The authors compared 30-day postoperative outcomes of neurosurgery performed by surgical teams that included resident physicians in training during the first academic quarter (Q1, July through September) with outcomes of neurosurgery performed with resident participation during the final academic quarter (Q4, April through June), using 2006–2012 data from the prospectively collected American College of Surgeons National Surgical Quality Improvement Program (ACS NSQIP) database. Regression analyses were performed on outcome data that included mortality, surgical complications, and medical complications, which were graded as mild or severe. To determine whether a July Effect was present in subgroups, secondary analyses were performed to analyze the association of outcomes with each major neurosurgical subspecialty, the postgraduate year of the operating resident, and the academic quarter during which the surgery was performed. To control for possible seasonal trends in certain diseases, the authors compared patient outcomes at academic medical centers to those at community-based hospitals, where procedures were not performed by residents.

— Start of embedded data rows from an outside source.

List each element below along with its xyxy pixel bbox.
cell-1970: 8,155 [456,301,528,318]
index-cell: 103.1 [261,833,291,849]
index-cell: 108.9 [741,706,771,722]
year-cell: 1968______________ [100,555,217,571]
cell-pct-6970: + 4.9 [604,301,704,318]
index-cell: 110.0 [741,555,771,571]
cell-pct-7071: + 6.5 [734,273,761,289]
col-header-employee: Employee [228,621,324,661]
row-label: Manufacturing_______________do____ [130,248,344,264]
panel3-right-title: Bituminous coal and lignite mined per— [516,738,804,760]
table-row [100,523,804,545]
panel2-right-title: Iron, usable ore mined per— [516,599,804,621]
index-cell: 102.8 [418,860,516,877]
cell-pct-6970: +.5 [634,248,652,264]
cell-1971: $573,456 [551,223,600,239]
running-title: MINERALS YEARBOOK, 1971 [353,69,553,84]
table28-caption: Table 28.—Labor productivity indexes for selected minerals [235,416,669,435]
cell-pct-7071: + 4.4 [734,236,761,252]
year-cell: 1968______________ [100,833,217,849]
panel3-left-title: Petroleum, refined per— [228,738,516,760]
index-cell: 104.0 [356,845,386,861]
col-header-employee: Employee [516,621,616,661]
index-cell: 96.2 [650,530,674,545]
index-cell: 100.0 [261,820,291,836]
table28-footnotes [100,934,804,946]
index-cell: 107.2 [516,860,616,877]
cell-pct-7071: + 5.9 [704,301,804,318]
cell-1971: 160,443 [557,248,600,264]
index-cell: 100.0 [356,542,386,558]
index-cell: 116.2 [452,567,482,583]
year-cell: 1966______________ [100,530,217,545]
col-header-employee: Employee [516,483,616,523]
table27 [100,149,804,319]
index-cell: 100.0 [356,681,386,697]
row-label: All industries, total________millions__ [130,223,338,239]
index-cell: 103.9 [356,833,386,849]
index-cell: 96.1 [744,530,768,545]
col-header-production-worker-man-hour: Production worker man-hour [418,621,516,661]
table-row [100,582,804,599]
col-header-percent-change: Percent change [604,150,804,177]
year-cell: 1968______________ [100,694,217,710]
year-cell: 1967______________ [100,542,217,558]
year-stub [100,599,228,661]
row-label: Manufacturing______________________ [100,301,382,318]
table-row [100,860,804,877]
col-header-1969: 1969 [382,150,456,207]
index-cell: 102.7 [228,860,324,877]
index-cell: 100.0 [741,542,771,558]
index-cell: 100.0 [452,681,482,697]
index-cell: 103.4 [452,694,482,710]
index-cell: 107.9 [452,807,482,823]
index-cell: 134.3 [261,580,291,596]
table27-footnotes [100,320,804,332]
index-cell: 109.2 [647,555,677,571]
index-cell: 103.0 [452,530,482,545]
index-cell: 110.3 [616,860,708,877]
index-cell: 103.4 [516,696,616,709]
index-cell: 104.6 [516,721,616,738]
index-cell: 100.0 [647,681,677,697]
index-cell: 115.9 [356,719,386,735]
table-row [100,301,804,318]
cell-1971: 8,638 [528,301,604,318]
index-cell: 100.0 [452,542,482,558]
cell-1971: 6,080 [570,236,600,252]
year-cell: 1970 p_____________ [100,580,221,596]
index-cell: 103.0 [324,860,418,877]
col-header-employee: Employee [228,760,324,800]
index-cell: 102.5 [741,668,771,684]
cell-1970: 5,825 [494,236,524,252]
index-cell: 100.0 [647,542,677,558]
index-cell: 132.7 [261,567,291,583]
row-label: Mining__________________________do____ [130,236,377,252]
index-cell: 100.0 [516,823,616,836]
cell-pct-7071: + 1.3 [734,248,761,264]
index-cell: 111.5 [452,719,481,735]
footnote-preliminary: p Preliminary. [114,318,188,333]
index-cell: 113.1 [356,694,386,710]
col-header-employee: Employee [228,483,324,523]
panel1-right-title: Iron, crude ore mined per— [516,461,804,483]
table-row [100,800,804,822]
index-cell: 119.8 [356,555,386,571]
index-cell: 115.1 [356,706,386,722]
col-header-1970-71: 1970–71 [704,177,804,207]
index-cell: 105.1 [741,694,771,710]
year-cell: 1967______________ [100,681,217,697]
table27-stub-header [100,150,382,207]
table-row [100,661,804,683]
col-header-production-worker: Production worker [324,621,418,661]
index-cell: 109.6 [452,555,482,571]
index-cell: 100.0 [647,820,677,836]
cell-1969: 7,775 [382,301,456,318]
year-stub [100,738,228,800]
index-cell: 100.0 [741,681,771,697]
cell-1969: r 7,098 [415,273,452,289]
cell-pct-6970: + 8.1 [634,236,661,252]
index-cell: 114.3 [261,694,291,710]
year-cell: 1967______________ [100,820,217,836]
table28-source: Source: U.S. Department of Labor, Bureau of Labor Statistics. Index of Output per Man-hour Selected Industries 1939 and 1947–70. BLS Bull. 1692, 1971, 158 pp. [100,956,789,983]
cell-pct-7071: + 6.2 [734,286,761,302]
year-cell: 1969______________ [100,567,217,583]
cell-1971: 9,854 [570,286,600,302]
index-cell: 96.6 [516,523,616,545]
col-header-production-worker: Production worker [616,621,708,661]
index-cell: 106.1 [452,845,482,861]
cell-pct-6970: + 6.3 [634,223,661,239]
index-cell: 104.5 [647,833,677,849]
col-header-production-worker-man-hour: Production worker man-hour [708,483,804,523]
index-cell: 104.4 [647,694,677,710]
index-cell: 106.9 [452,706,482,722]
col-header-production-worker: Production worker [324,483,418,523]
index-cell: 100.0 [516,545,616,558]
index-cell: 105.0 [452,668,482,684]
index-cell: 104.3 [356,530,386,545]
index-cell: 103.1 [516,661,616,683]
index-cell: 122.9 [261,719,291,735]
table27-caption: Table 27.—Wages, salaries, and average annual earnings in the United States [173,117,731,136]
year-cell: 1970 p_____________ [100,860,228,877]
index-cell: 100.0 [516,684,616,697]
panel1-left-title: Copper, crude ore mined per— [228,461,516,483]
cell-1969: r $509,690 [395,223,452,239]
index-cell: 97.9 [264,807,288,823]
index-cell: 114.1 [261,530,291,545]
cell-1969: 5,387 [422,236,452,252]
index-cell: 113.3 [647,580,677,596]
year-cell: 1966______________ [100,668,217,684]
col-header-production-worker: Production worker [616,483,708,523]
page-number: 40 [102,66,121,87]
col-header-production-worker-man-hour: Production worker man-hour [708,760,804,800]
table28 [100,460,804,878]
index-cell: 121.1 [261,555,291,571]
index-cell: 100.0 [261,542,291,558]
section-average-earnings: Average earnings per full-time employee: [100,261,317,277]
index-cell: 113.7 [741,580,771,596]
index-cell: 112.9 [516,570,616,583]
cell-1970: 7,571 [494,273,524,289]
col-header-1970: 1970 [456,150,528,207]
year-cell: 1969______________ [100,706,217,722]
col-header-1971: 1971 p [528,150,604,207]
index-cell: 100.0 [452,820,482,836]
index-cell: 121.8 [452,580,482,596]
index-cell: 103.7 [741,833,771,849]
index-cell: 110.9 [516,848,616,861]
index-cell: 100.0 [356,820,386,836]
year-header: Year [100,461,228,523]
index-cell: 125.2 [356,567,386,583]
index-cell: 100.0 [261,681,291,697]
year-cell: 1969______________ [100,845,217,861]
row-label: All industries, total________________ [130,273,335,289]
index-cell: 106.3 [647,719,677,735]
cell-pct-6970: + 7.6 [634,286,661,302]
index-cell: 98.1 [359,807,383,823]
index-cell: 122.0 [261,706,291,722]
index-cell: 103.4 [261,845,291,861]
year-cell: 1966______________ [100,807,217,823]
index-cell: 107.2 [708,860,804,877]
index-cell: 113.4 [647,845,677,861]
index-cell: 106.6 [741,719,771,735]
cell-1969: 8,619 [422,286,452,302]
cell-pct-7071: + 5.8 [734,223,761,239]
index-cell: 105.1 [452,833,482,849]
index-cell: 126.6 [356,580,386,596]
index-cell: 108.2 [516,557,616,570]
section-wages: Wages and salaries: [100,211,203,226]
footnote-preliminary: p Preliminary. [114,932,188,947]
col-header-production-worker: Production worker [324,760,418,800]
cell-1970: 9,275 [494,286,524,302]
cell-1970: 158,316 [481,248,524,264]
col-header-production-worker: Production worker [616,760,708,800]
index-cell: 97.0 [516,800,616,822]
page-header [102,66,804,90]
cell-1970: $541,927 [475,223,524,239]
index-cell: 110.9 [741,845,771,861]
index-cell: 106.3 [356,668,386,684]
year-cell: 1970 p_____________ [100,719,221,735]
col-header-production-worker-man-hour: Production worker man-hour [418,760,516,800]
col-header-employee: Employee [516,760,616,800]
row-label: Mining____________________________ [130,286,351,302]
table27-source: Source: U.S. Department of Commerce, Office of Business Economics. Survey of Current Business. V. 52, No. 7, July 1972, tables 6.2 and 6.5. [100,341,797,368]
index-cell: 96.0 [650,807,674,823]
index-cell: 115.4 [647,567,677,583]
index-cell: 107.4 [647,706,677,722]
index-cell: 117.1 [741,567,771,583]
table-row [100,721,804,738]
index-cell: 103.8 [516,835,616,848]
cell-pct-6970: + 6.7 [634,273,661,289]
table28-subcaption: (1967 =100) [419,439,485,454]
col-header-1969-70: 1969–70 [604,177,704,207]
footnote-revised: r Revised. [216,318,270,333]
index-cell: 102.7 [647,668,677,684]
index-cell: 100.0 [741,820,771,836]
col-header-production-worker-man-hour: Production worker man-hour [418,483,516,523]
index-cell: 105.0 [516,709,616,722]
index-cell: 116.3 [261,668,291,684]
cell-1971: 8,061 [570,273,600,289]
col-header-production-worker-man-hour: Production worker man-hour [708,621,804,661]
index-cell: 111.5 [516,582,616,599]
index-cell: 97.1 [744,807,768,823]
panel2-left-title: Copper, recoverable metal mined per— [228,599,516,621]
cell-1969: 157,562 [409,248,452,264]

In addition, the efficiency of academic centers was compared to that of community centers in terms of operative duration and total length of hospital stay.

RESULTS

Overall, there were no statistically significant differences in mortality, morbidity, or efficiency between the earlier and later quarters of the academic year, a finding that also held true among neurosurgical subspecialties and among postgraduate levels of training. There was, however, a slight increase in intraoperative transfusions associated with the transitional period in July (6.41% of procedures in Q4 compared to 7.99% in Q1 of the prior calendar year; p = 0.0005), which primarily occurred in cases involving junior (2nd- to 4th-year) residents. In addition, there was an increased rate of reoperation (1.73% in Q4 to 2.19% in Q1; p < 0.0001) observed mainly among senior (5th- to 7th-year) residents in the early academic months and not paralleled in our community cohort.

CONCLUSIONS

There is minimal evidence for a significant July Effect in adult neurosurgery. Our results suggest that, overall, the current resident training system provides enough guidance and support during this challenging transition period.